La voie était libre. Il se leva et effleura l'ouvrage que la Grosse Mimi avait laissé ouvert sur le bureau. Les pages étaient blanches, mais un sentiment inexplicable le traversa à son contact. Ignorant ce qu'il venait de ressentir, il s'élança vers la porte et chercha l'araignée qui avait disparu dans le nuage de fumée. Le couloir carcéral était envahi par cette purée de pois noire et étouffante. C'était sa chance. Il bondit vers sa cellule, ouvrit les grilles et se jeta dedans alors qu'une ombre arachnéenne manqua de lui passer dessus.
Le cœur au bord des lèvres, Alphonse reprenait son souffle sur le sol crasseux de sa cellule. Un bruit de soupape se fit entendre dans le bureau de l'araignée et un courant d'air aspira la fumée en quelques secondes. La Grosse Mimi réapparut alors dans le couloir carcéral et hurla :
— Silence !
Le calme revint dans le quartier carcéral. Même Boule, qui n'avait pas cessé de ronfler, le fit plus discrètement. L'araignée referma la porte de son bureau, tandis que la paroi calcinée du mur grésillait sous les couches de toiles qui l'avaient éteinte.

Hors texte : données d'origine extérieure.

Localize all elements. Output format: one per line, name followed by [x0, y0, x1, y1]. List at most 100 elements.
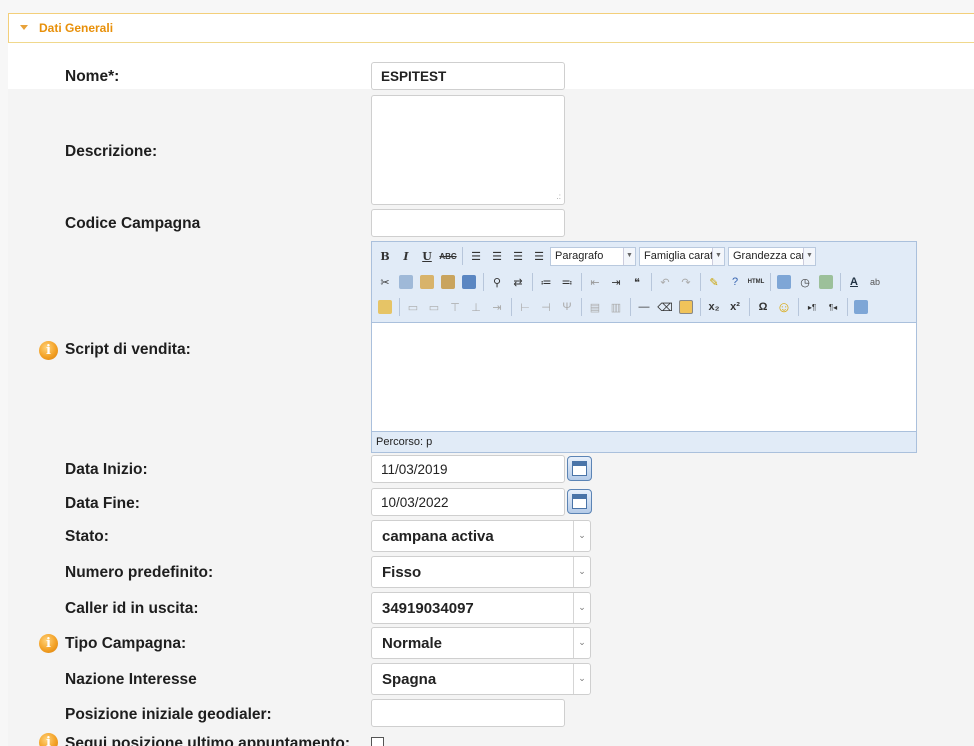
- split-cells-icon[interactable]: ▤: [585, 297, 605, 317]
- emoticon-icon[interactable]: ☺: [774, 297, 794, 317]
- calendar-icon[interactable]: [567, 489, 592, 514]
- data-inizio-label: Data Inizio:: [65, 461, 148, 478]
- chevron-down-icon: ⌄: [573, 521, 590, 551]
- align-center-icon[interactable]: ☰: [487, 246, 507, 266]
- tipo-campagna-label: Tipo Campagna:: [65, 635, 187, 652]
- nome-input[interactable]: ESPITEST: [371, 62, 565, 90]
- help-icon[interactable]: ?: [725, 272, 745, 292]
- italic-button[interactable]: I: [396, 246, 416, 266]
- align-justify-icon[interactable]: ☰: [529, 246, 549, 266]
- resize-grip-icon[interactable]: .:: [557, 192, 561, 201]
- delete-col-icon[interactable]: Ψ: [557, 297, 577, 317]
- paste-word-icon[interactable]: [459, 272, 479, 292]
- align-left-icon[interactable]: ☰: [466, 246, 486, 266]
- script-vendita-label: Script di vendita:: [65, 341, 191, 358]
- visual-aid-icon[interactable]: [676, 297, 696, 317]
- rich-text-editor: B I U ABC ☰ ☰ ☰ ☰ Paragrafo ▼ Famiglia ca…: [371, 241, 917, 453]
- numero-predefinito-label: Numero predefinito:: [65, 564, 214, 581]
- chevron-down-icon: ⌄: [573, 628, 590, 658]
- insert-row-after-icon[interactable]: ⊥: [466, 297, 486, 317]
- section-title: Dati Generali: [39, 21, 114, 35]
- indent-icon[interactable]: ⇥: [606, 272, 626, 292]
- cleanup-icon[interactable]: ✎: [704, 272, 724, 292]
- data-fine-input[interactable]: 10/03/2022: [371, 488, 565, 516]
- font-size-select[interactable]: Grandezza car ▼: [728, 246, 816, 266]
- font-family-select[interactable]: Famiglia caratt ▼: [639, 246, 725, 266]
- insert-date-icon[interactable]: [774, 272, 794, 292]
- insert-col-after-icon[interactable]: ⊣: [536, 297, 556, 317]
- superscript-icon[interactable]: x²: [725, 297, 745, 317]
- chevron-down-icon: ▼: [712, 247, 724, 265]
- editor-path: Percorso: p: [376, 436, 433, 448]
- fullscreen-icon[interactable]: [851, 297, 871, 317]
- segui-posizione-checkbox[interactable]: [371, 737, 384, 746]
- chevron-down-icon: ⌄: [573, 557, 590, 587]
- info-icon[interactable]: i: [39, 733, 58, 746]
- undo-icon[interactable]: ↶: [655, 272, 675, 292]
- chevron-down-icon: ⌄: [573, 664, 590, 694]
- merge-cells-icon[interactable]: ▥: [606, 297, 626, 317]
- cut-icon[interactable]: ✂: [375, 272, 395, 292]
- redo-icon[interactable]: ↷: [676, 272, 696, 292]
- insert-col-before-icon[interactable]: ⊢: [515, 297, 535, 317]
- data-inizio-input[interactable]: 11/03/2019: [371, 455, 565, 483]
- collapse-triangle-icon[interactable]: [20, 25, 28, 30]
- bullet-list-icon[interactable]: ≔: [536, 272, 556, 292]
- data-fine-label: Data Fine:: [65, 495, 140, 512]
- segui-posizione-label: Segui posizione ultimo appuntamento:: [65, 735, 351, 746]
- special-char-icon[interactable]: Ω: [753, 297, 773, 317]
- horizontal-rule-icon[interactable]: —: [634, 297, 654, 317]
- calendar-icon[interactable]: [567, 456, 592, 481]
- caller-id-label: Caller id in uscita:: [65, 600, 199, 617]
- info-icon[interactable]: i: [39, 634, 58, 653]
- edit-css-icon[interactable]: [375, 297, 395, 317]
- chevron-down-icon: ▼: [803, 247, 815, 265]
- find-icon[interactable]: ⚲: [487, 272, 507, 292]
- descrizione-label: Descrizione:: [65, 143, 158, 160]
- insert-row-before-icon[interactable]: ⊤: [445, 297, 465, 317]
- paste-icon[interactable]: [417, 272, 437, 292]
- replace-icon[interactable]: ⇄: [508, 272, 528, 292]
- caller-id-select[interactable]: 34919034097 ⌄: [371, 592, 591, 624]
- delete-row-icon[interactable]: ⇥: [487, 297, 507, 317]
- paste-text-icon[interactable]: [438, 272, 458, 292]
- table-row-icon[interactable]: ▭: [403, 297, 423, 317]
- rtl-icon[interactable]: ¶◂: [823, 297, 843, 317]
- tipo-campagna-select[interactable]: Normale ⌄: [371, 627, 591, 659]
- stato-select[interactable]: campana activa ⌄: [371, 520, 591, 552]
- font-color-icon[interactable]: A: [844, 272, 864, 292]
- outdent-icon[interactable]: ⇤: [585, 272, 605, 292]
- ltr-icon[interactable]: ▸¶: [802, 297, 822, 317]
- insert-time-icon[interactable]: ◷: [795, 272, 815, 292]
- descrizione-textarea[interactable]: .:: [371, 95, 565, 205]
- blockquote-icon[interactable]: ❝: [627, 272, 647, 292]
- numero-predefinito-select[interactable]: Fisso ⌄: [371, 556, 591, 588]
- section-header[interactable]: Dati Generali: [8, 13, 974, 43]
- nazione-interesse-select[interactable]: Spagna ⌄: [371, 663, 591, 695]
- strikethrough-button[interactable]: ABC: [438, 246, 458, 266]
- preview-icon[interactable]: [816, 272, 836, 292]
- remove-format-icon[interactable]: ⌫: [655, 297, 675, 317]
- editor-toolbar-row-1: B I U ABC ☰ ☰ ☰ ☰ Paragrafo ▼ Famiglia ca…: [375, 244, 819, 268]
- background-color-icon[interactable]: ab: [865, 272, 885, 292]
- chevron-down-icon: ⌄: [573, 593, 590, 623]
- nome-label: Nome*:: [65, 68, 120, 85]
- numbered-list-icon[interactable]: ≕: [557, 272, 577, 292]
- copy-icon[interactable]: [396, 272, 416, 292]
- table-cell-icon[interactable]: ▭: [424, 297, 444, 317]
- format-select[interactable]: Paragrafo ▼: [550, 246, 636, 266]
- underline-button[interactable]: U: [417, 246, 437, 266]
- bold-button[interactable]: B: [375, 246, 395, 266]
- editor-content-area[interactable]: [372, 322, 916, 432]
- html-source-icon[interactable]: HTML: [746, 272, 766, 292]
- codice-campagna-input[interactable]: [371, 209, 565, 237]
- posizione-iniziale-input[interactable]: [371, 699, 565, 727]
- editor-toolbar-row-3: ▭ ▭ ⊤ ⊥ ⇥ ⊢ ⊣ Ψ ▤ ▥ — ⌫ x₂ x² Ω ☺ ▸¶ ¶◂: [375, 295, 872, 319]
- codice-campagna-label: Codice Campagna: [65, 215, 201, 232]
- align-right-icon[interactable]: ☰: [508, 246, 528, 266]
- stato-label: Stato:: [65, 528, 109, 545]
- subscript-icon[interactable]: x₂: [704, 297, 724, 317]
- posizione-iniziale-label: Posizione iniziale geodialer:: [65, 706, 272, 723]
- editor-toolbar-row-2: ✂ ⚲ ⇄ ≔ ≕ ⇤ ⇥ ❝ ↶ ↷ ✎ ? HTML ◷ A ab: [375, 270, 886, 294]
- info-icon[interactable]: i: [39, 341, 58, 360]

Alphonse glissa le passe-partout dans la poche de Boule et remonta dans sa couchette, encore sous l'effet de l'adrénaline. La clé royale contre sa poitrine, les dessins du tiroir de l'araignée lui revenaient comme des flashs. Des gribouillages d'enfants qui représentaient une femme brune écrasant des araignées. Des esquisses maladroites à l'encre, autoportraits inquiétants de cette créature abominable. Et il y avait cette sensation. Celle qu'il avait eue en touchant le livre et qui avait bien failli l'arrêter dans sa course : un jour de pluie, un chocolat chaud, et des gens que l'on aime. Un mélange de goûts, d'odeurs et de souvenirs s'était formé une fraction de seconde dans son esprit et il avait été heureux.
Était-ce cela que l'araignée avait ressenti aussi ? Était-ce cela que renfermaient les livres de sa bibliothèque ? Des fragments de bonheurs que l'on cache dans une caverne humide ?
Assailli par des dizaines de questions dont il ne trouverait jamais la réponse, il s'endormit, son étrange butin contre son cœur.